Helping Family Members Become Money Savvy

Here are some suggestions for minimizing marital money strife and raising financially savvy children.

  • Involve your spouse or partner in all important financial decisions. In close relationships, one spouse or partner usually oversees the investments and other family financial matters. But planning for retirement and other big decisions require closer collaboration. Even if you've had some difficulty seeing eye-to-eye on financial issues before, weighty retirement decisions must be made jointly. Each partner must agree on when to retire, where to live, how much money can be spent, and how the retirement savings should be invested. These discussions should commence many years before you intend to retire. It wouldn't hurt to set aside a "financial planning day" on the same date each year to discuss where you stand financially and your strategies for the future.
  • Talk about money matters with the younger generation. Money shouldn't be a taboo subject in the family. Here's an easy way to help your children – even the adult children – learn about money. Simply discuss family finances and investments in their presence. You might even want to give them some stock to further stimulate an interest in investing. Several years ago, I surveyed over 1,000 mutual fund managers. One of the questions I asked was how they learned about investing. Most of the managers attributed their early knowledge to hearing their parents and grandparents discuss the family's investments. Incidentally, the vast majority of the money managers surveyed came from middle-income families. So involve the youngsters in your life in family money discussions.
  • Don't overindulge your youngsters. Sadly, many children reach adulthood with such appalling financial habits that their only hope is to receive a fat inheritance. It used to be that parents had no problem teaching their children about financial limits, because most didn't have a whole lot of money to spend on them in the first place. But we've become a more affluent society, so many of us have more money and "things" than our parents did. Even if we don't have more than our parents, there's an insidious financial malaise permeating our society that causes many parents to indulge their children financially beyond their ability to comfortably do so. It's getting out of control. If you don't believe me, take a look at the expensive cars parked in the local high school's student parking lot. Whether you can afford to or not, bestowing many and expensive material goods on a child will stack the odds in favor of that child becoming a financially irresponsible adult. You set limits on other aspects of a child's life. Set financial limits as well. Sometimes, the best financial advice you can give to a rapacious child is: "We can't afford it." Here's the incentive: Imagine how much better your retirement will be if you don't have to provide financial support to your children.
  • Give an IRA to a child. Giving an IRA to a child or other younger generation family member is an excellent way to show the importance of saving for retirement even though it's way off in the future. The rules for establishing IRAs, even for minors, are pretty easy. Most mutual funds and stock brokerage companies will permit custodial IRAs for minors. Also, if you survive the shock of a child's attaining gainful employ after graduation and if you can spare the money, you might want to help the new worker contribute to a 401(k) or other savings plan at work. With all the financial demands accompanying a first job, contributing to a 401(k) might be impossible at first. You can help. Just like helping out with an IRA, this is a valuable lesson in the virtue of preparing for retirement sooner rather than later.
  • Set a good example for the youngsters in your life. It's not easy raising children. Never has been, but it seems to be harder now than it was for earlier generations. One of my former professors once observed: "Just keeping our kids from suffering grievous injury is a sign of parental success." While there are far more important child-rearing responsibilities, the one I'd like to proffer is to strive to set a good financial example for the children in your life. This includes being prudent in the way you spend, save, and invest money.
  • Kids are different in the way they handle money. Despite your best efforts at teaching your children about financial responsibility, children's money habits are rarely identical. My three kids could be a case study. One is quite responsible, another loves to hoard money, while the third is a world-class spender. Come to think of it, the only thing they have in common is that they share the same parents. The point here is that as you endeavor to help your kids become financially responsible adults, take these differences into account.

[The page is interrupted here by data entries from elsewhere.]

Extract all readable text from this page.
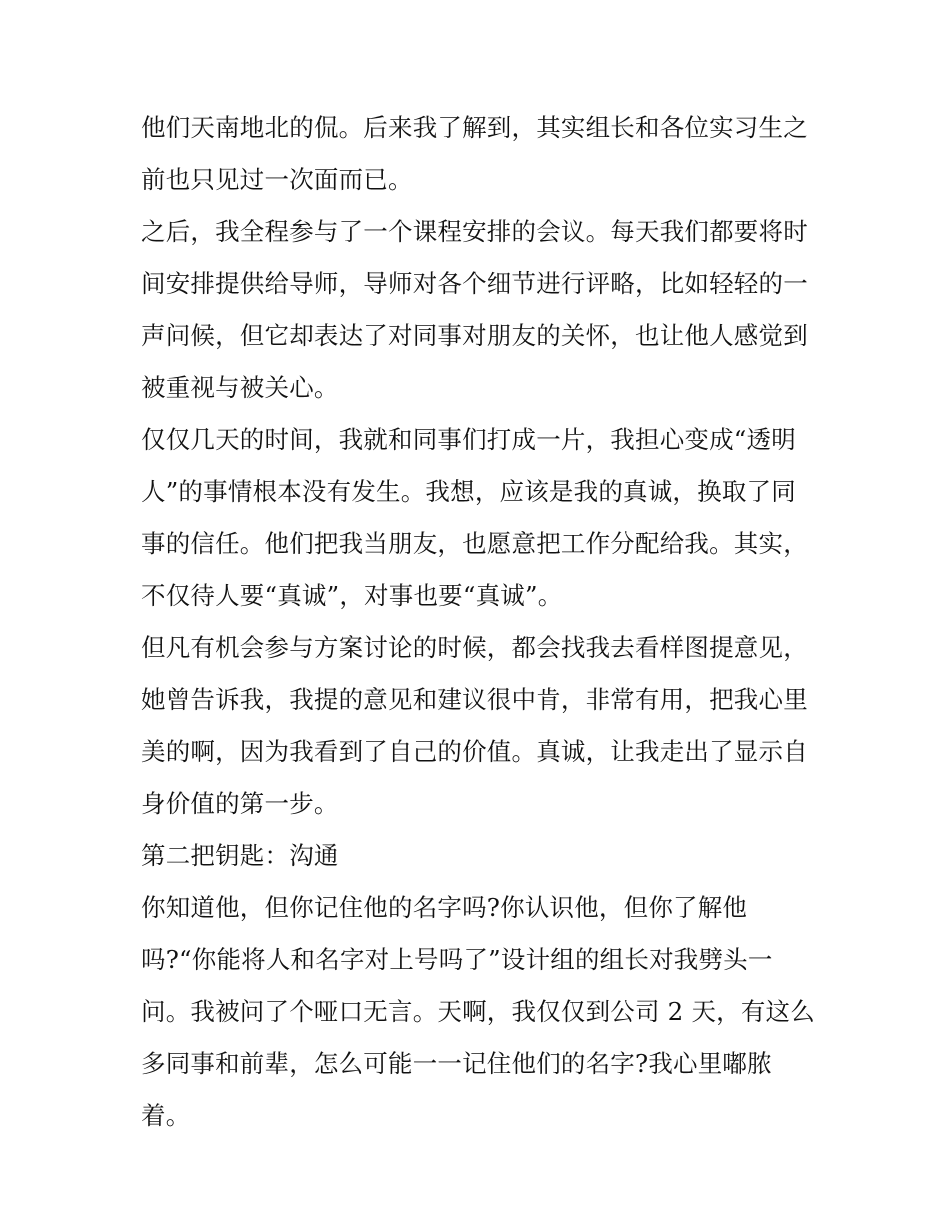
他们天南地北的侃。后来我了解到，其实组长和各位实习生之
前也只见过一次面而已。
之后，我全程参与了一个课程安排的会议。每天我们都要将时
间安排提供给导师，导师对各个细节进行评略，比如轻轻的一
声问候，但它却表达了对同事对朋友的关怀，也让他人感觉到
被重视与被关心。
仅仅几天的时间，我就和同事们打成一片，我担心变成“透明
人”的事情根本没有发生。我想，应该是我的真诚，换取了同
事的信任。他们把我当朋友，也愿意把工作分配给我。其实，
不仅待人要“真诚”，对事也要“真诚”。
但凡有机会参与方案讨论的时候，都会找我去看样图提意见，
她曾告诉我，我提的意见和建议很中肯，非常有用，把我心里
美的啊，因为我看到了自己的价值。真诚，让我走出了显示自
身价值的第一步。
第二把钥匙：沟通
你知道他，但你记住他的名字吗?你认识他，但你了解他
吗?“你能将人和名字对上号吗了”设计组的组长对我劈头一
问。我被问了个哑口无言。天啊，我仅仅到公司 2 天，有这么
多同事和前辈，怎么可能一一记住他们的名字?我心里嘟脓
着。
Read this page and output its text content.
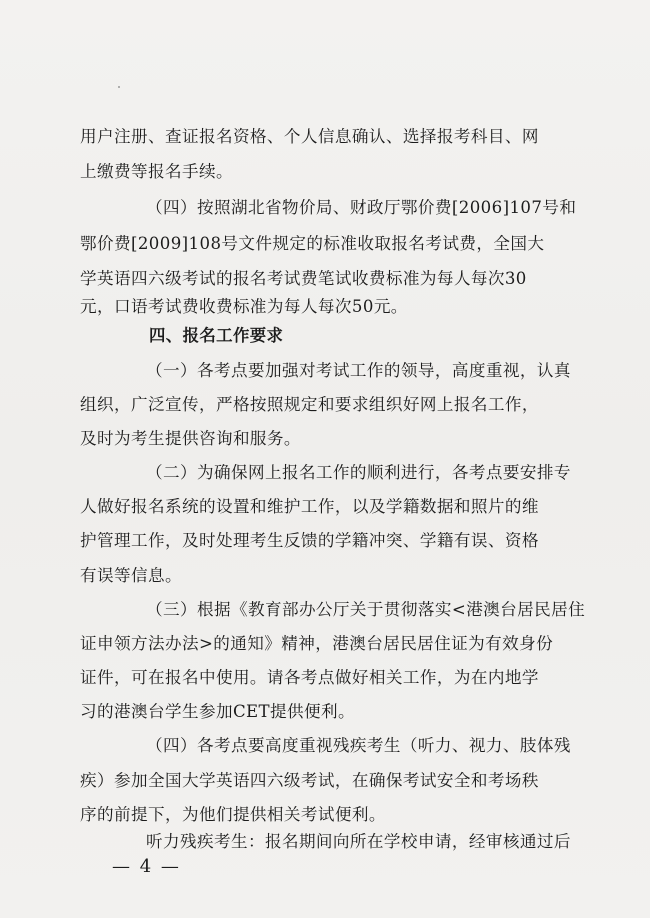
用户注册、查证报名资格、个人信息确认、选择报考科目、网
上缴费等报名手续。
（四）按照湖北省物价局、财政厅鄂价费[2006]107号和
鄂价费[2009]108号文件规定的标准收取报名考试费，全国大
学英语四六级考试的报名考试费笔试收费标准为每人每次30
元，口语考试费收费标准为每人每次50元。
四、报名工作要求
（一）各考点要加强对考试工作的领导，高度重视，认真
组织，广泛宣传，严格按照规定和要求组织好网上报名工作，
及时为考生提供咨询和服务。
（二）为确保网上报名工作的顺利进行，各考点要安排专
人做好报名系统的设置和维护工作，以及学籍数据和照片的维
护管理工作，及时处理考生反馈的学籍冲突、学籍有误、资格
有误等信息。
（三）根据《教育部办公厅关于贯彻落实<港澳台居民居住
证申领方法办法>的通知》精神，港澳台居民居住证为有效身份
证件，可在报名中使用。请各考点做好相关工作，为在内地学
习的港澳台学生参加CET提供便利。
（四）各考点要高度重视残疾考生（听力、视力、肢体残
疾）参加全国大学英语四六级考试，在确保考试安全和考场秩
序的前提下，为他们提供相关考试便利。
听力残疾考生：报名期间向所在学校申请，经审核通过后
— 4 —
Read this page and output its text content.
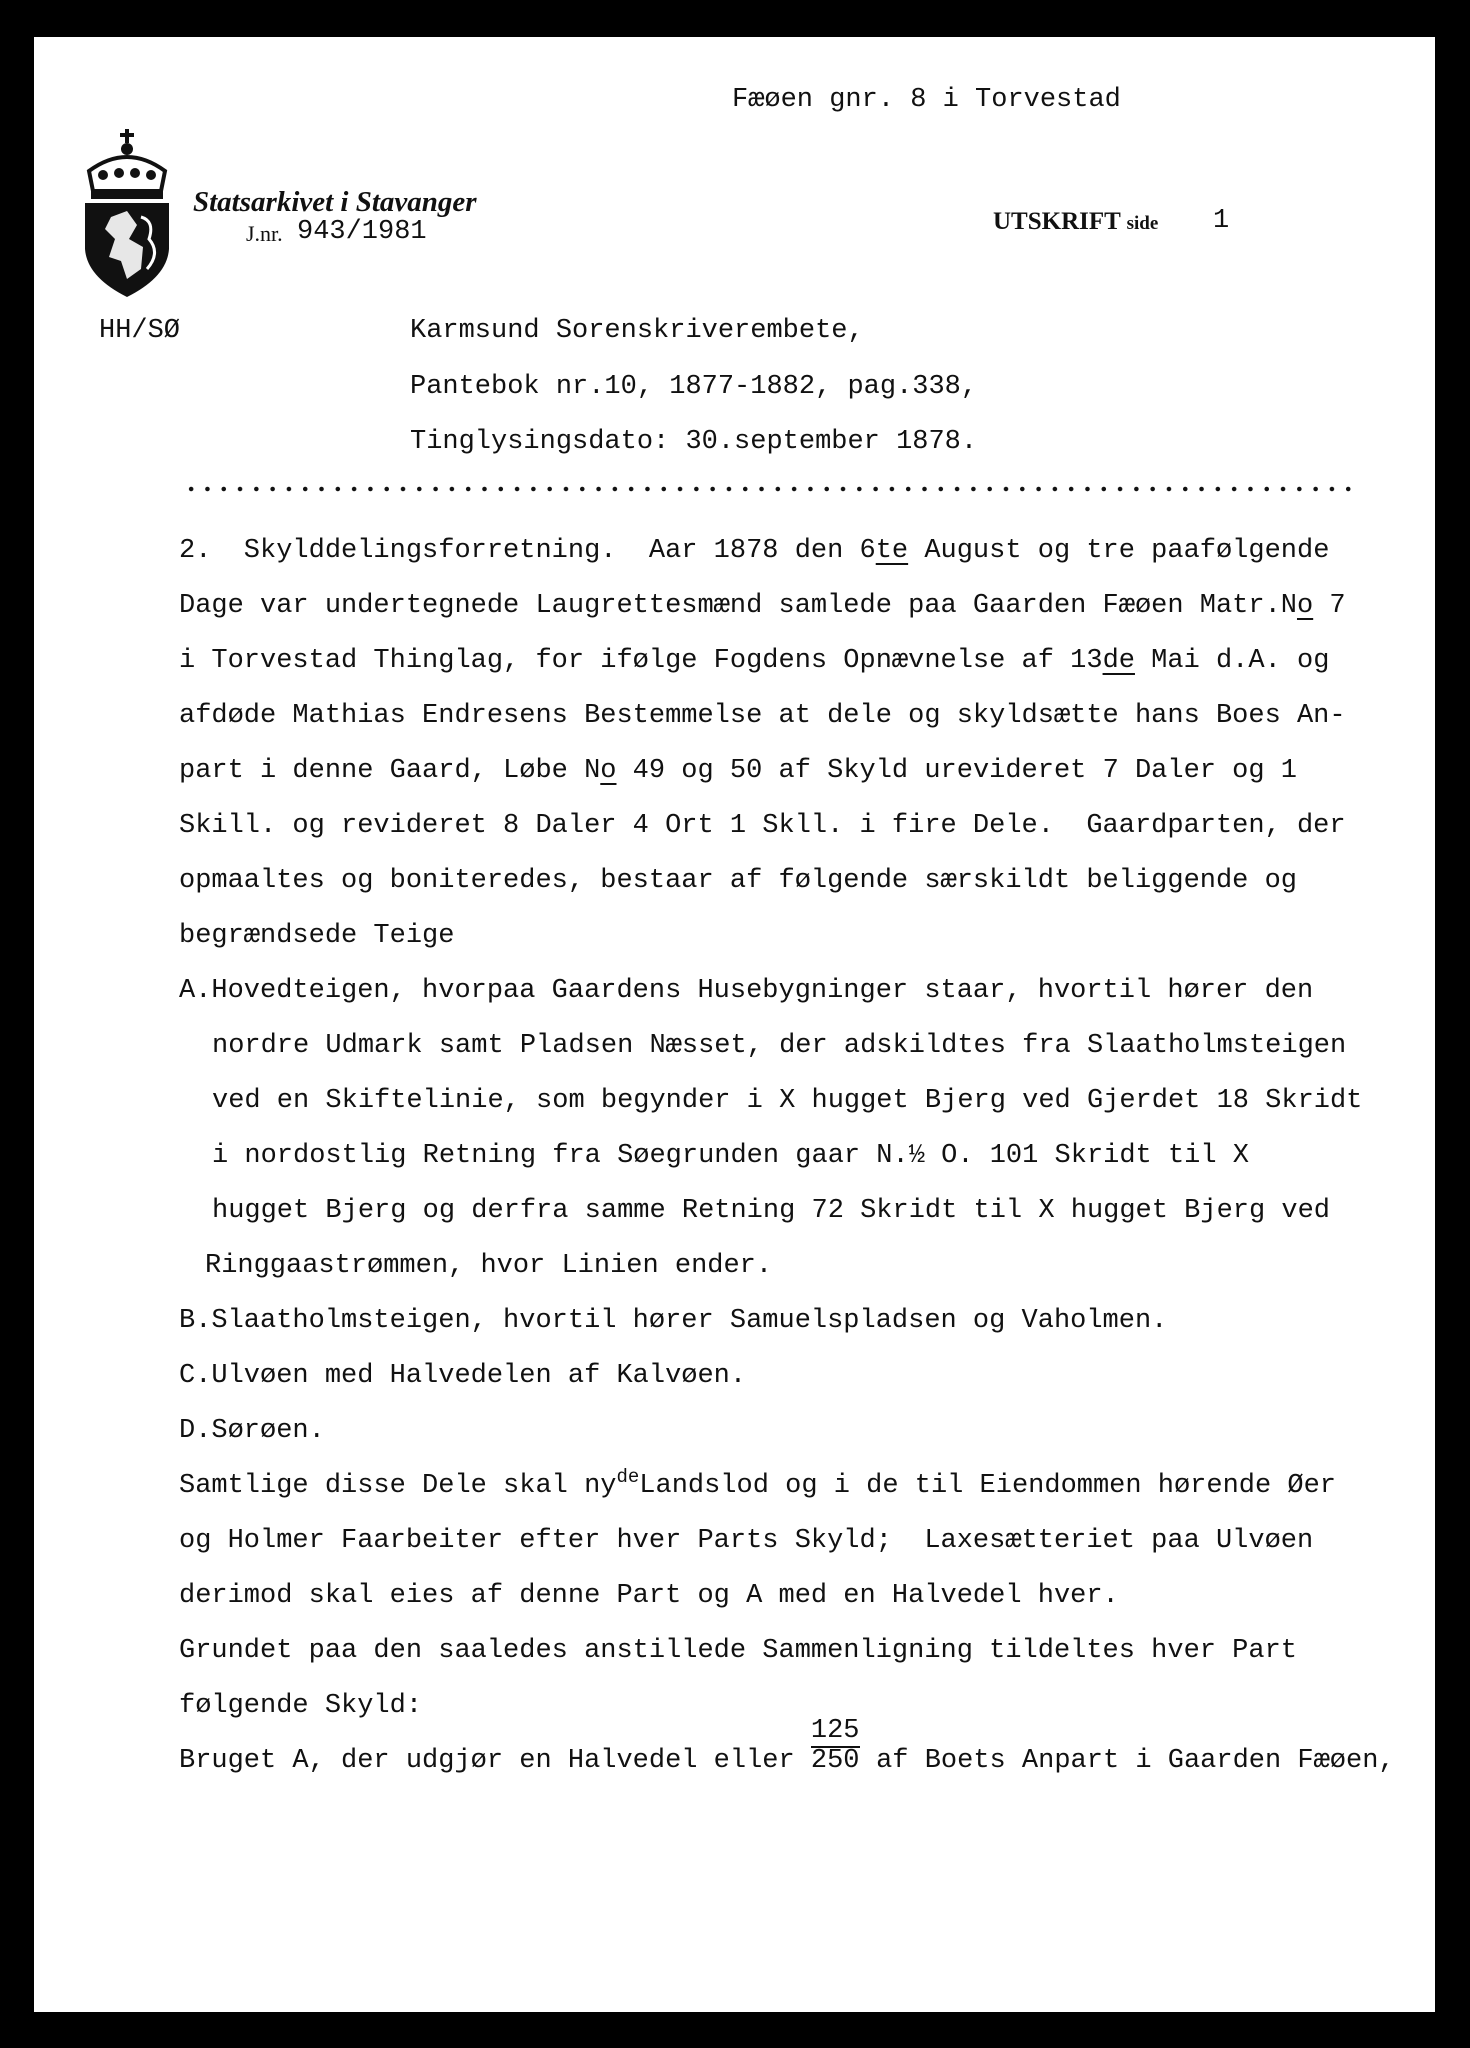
Fæøen gnr. 8 i Torvestad
Statsarkivet i Stavanger
J.nr. 943/1981	UTSKRIFT side 1
HH/SØ	Karmsund Sorenskriverembete,
Pantebok nr.10, 1877-1882, pag.338,
Tinglysingsdato: 30.september 1878.
2.  Skylddelingsforretning.  Aar 1878 den 6te August og tre paafølgende
Dage var undertegnede Laugrettesmænd samlede paa Gaarden Fæøen Matr.No 7
i Torvestad Thinglag, for ifølge Fogdens Opnævnelse af 13de Mai d.A. og
afdøde Mathias Endresens Bestemmelse at dele og skyldsætte hans Boes An-
part i denne Gaard, Løbe No 49 og 50 af Skyld urevideret 7 Daler og 1
Skill. og revideret 8 Daler 4 Ort 1 Skll. i fire Dele.  Gaardparten, der
opmaaltes og boniteredes, bestaar af følgende særskildt beliggende og
begrændsede Teige
A.Hovedteigen, hvorpaa Gaardens Husebygninger staar, hvortil hører den
nordre Udmark samt Pladsen Næsset, der adskildtes fra Slaatholmsteigen
ved en Skiftelinie, som begynder i X hugget Bjerg ved Gjerdet 18 Skridt
i nordostlig Retning fra Søegrunden gaar N.½ O. 101 Skridt til X
hugget Bjerg og derfra samme Retning 72 Skridt til X hugget Bjerg ved
Ringgaastrømmen, hvor Linien ender.
B.Slaatholmsteigen, hvortil hører Samuelspladsen og Vaholmen.
C.Ulvøen med Halvedelen af Kalvøen.
D.Sørøen.
Samtlige disse Dele skal $ny^{de}Landslod$ og i de til Eiendommen hørende Øer
og Holmer Faarbeiter efter hver Parts Skyld;  Laxesætteriet paa Ulvøen
derimod skal eies af denne Part og A med en Halvedel hver.
Grundet paa den saaledes anstillede Sammenligning tildeltes hver Part
følgende Skyld:
Bruget A, der udgjør en Halvedel eller $\frac{125}{250}$ af Boets Anpart i Gaarden Fæøen,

If, as he or she reaches young adulthood, you have a child who has problems handling money, it may be advisable to put some strictures on how or when they receive an inheritance. Sometimes, the most unfair way to treat your children from the standpoint of distributing your estate is to treat them all identically. An attorney who is experienced in such matters is your best source of guidance. If you have a disabled child or other family member, you may need to employ special estate planning strategies designed to protect and care for a disabled person after your demise.